Adding TW Cable’s footprint will bring these leading technologies to millions of additional consumers. Increasing the scale creates a virtuous cycle; it will improve the unit economics, supporting ever greater product investments. And Comcast’s post-merger scale can even speed up the biggest impediment to a true TV Everywhere experience: getting the big programmers to license the rights at prices that make sense for consumers.

Which brings us to the biggest issue: consumer prices. Can a Comcast-TW Cable lower the price for TV services? Probably not. Can it slow the growth of those prices? Maybe.

The key to slower consumer price growth is slower wholesale price growth. Comcast already pays the lowest wholesale prices and in many instances their affiliation agreements will allow them to apply those prices to any acquired systems. This means that as soon as the merger closes, the wholesale prices currently paid on TW Cable subscribers will decrease. Will a 30M-subscriber Comcast have a greater ability to hold down programming costs than a 20M-subscriber Comcast? Maybe; but it’s certainly a better bet than the status quo.
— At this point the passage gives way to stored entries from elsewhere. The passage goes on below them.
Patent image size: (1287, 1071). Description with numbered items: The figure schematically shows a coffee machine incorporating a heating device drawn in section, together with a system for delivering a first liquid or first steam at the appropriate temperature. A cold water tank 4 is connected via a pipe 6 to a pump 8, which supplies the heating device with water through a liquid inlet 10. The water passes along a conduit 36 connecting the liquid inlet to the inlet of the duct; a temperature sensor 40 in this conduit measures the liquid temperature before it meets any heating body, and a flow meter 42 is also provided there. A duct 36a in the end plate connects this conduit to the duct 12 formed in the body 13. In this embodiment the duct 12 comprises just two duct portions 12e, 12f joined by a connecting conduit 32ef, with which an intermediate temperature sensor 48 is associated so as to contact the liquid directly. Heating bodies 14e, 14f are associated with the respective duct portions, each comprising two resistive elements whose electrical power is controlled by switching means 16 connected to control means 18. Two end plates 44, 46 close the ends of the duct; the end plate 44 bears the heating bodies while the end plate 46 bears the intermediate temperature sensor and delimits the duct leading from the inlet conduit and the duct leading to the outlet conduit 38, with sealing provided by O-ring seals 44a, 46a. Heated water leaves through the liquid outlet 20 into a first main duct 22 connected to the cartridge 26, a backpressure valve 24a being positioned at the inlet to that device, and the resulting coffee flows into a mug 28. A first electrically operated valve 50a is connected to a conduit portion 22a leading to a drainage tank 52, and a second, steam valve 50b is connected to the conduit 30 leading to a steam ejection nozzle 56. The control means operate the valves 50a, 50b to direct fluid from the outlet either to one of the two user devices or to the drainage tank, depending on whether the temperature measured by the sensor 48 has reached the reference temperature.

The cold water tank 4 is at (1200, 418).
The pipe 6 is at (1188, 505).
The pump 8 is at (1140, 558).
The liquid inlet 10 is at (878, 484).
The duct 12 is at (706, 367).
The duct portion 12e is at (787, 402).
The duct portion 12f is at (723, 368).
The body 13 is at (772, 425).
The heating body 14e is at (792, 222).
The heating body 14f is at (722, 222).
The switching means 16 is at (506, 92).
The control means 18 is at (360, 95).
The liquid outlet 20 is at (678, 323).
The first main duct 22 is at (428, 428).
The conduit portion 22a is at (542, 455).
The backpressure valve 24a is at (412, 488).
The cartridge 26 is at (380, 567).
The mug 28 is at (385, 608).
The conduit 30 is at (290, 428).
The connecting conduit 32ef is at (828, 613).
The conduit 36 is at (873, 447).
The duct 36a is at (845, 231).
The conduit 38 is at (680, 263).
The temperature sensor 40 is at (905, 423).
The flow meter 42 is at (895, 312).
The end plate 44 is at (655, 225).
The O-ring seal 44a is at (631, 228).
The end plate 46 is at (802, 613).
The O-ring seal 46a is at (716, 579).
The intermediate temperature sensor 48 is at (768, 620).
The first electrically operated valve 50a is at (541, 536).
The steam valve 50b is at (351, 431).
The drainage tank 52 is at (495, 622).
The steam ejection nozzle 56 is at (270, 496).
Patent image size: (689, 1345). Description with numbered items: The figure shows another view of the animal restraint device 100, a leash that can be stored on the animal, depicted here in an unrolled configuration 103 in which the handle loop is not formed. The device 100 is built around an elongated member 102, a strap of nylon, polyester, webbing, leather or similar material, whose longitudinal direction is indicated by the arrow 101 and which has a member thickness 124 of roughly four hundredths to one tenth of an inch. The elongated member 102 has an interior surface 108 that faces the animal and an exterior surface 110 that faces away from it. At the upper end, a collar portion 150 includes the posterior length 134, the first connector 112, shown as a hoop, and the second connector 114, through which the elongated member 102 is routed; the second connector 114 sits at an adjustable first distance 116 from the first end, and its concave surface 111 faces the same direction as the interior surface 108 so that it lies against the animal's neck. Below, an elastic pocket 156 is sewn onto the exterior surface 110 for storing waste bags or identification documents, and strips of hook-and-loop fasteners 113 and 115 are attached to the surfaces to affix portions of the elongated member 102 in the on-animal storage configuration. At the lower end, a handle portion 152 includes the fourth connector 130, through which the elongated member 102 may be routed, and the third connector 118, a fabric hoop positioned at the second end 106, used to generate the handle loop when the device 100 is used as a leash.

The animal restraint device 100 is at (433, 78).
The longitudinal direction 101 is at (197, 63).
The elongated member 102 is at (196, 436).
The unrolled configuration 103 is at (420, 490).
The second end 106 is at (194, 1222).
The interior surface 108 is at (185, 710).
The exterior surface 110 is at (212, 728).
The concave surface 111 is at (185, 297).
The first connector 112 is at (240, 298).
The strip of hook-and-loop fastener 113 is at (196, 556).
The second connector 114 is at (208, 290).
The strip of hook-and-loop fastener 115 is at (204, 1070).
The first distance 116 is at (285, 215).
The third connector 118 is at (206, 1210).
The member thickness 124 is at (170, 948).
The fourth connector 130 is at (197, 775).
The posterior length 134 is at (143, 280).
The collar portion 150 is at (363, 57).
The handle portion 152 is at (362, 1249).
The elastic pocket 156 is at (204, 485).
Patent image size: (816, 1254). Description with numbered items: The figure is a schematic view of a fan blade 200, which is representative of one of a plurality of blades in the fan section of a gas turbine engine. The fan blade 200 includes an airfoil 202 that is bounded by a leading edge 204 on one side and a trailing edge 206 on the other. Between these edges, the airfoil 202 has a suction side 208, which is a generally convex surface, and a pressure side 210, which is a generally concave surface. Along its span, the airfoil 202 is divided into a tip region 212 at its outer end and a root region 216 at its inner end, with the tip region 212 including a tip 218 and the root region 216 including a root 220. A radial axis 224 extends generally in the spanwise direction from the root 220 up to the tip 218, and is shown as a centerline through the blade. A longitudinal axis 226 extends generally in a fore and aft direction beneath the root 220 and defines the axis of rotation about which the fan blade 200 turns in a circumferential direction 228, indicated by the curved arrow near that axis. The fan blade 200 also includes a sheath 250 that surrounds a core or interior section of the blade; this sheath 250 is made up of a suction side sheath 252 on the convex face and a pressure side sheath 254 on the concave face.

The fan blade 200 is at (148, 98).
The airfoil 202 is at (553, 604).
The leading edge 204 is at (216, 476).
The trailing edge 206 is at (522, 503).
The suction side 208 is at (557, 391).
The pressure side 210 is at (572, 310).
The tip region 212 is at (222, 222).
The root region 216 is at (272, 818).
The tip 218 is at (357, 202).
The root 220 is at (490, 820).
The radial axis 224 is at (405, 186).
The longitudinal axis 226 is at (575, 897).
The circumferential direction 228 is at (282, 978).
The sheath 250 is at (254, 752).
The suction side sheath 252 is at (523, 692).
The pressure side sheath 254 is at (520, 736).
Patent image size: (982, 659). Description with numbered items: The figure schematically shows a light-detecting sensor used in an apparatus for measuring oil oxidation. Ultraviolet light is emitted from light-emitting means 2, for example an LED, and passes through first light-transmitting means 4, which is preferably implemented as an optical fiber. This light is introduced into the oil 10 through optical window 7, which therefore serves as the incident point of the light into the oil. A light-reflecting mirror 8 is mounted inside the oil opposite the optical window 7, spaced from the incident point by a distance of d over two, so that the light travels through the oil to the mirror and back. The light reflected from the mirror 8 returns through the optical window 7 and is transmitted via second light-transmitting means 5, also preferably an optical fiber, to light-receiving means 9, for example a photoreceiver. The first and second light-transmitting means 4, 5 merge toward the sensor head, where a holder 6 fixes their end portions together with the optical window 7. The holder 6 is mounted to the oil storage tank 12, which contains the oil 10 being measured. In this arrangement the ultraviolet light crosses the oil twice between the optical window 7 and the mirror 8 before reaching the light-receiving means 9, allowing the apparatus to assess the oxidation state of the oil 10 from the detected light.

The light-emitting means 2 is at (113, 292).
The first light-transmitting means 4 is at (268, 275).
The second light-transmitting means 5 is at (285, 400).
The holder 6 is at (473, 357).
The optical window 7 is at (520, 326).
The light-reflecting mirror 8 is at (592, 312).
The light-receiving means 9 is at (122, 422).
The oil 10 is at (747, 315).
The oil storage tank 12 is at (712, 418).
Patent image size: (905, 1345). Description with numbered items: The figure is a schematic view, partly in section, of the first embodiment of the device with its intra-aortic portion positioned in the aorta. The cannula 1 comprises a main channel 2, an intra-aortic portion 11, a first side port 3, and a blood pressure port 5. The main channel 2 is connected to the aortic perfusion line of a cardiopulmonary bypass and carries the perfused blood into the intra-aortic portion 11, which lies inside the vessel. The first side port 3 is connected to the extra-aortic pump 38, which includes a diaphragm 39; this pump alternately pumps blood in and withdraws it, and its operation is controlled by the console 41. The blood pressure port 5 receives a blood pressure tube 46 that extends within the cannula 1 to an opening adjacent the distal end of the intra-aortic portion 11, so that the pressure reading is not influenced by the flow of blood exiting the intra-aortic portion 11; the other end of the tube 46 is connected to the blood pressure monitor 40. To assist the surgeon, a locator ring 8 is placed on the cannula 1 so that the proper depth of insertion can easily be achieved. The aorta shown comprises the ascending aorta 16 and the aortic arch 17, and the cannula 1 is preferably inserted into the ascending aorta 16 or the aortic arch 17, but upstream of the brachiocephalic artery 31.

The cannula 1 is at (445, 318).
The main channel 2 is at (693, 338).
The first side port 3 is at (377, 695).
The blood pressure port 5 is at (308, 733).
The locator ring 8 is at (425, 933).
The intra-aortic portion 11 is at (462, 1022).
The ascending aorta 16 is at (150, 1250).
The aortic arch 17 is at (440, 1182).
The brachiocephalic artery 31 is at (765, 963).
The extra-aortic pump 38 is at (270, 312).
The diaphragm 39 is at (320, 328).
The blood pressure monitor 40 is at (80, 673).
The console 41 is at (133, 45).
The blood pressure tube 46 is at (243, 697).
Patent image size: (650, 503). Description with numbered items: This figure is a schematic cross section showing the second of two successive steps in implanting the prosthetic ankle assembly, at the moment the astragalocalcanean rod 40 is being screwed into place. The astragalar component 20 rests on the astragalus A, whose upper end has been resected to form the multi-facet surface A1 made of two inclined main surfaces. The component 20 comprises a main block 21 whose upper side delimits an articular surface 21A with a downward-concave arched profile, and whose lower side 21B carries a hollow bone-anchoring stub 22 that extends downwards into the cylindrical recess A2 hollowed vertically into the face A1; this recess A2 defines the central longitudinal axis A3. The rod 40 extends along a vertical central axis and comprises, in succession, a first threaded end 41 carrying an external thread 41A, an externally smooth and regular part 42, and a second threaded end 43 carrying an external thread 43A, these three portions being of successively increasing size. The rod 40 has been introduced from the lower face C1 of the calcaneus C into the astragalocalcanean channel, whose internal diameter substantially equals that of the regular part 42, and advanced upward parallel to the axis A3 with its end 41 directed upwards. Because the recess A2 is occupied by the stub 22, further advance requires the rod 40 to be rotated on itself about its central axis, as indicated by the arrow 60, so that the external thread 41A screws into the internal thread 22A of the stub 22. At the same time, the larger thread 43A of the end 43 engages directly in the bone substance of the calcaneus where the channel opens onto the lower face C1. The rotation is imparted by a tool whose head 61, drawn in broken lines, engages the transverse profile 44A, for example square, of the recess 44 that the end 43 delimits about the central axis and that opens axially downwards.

In the end, this merger is about choices. Will the Obama Administration choose to accomplish by negotiation what it and Congress have been unable to accomplish by regulation? Will consumer advocates choose to give up the quixotic battle against “bigness” in order to win the war for the protection of independent voices, improved broadband access, the open Internet, consumer prices and the future of TV? Will Americans agree to give a big company, with a proven track record of not abusing its market power, the benefit of the doubt and take a ‘trust but verify’ approach to a deal that offers up quite a lot of benefits with identifiable, manageable risks?

I certainly hope so.

Chad E. Gutstein is the former COO of Ovation, an independent arts-focused cable channel.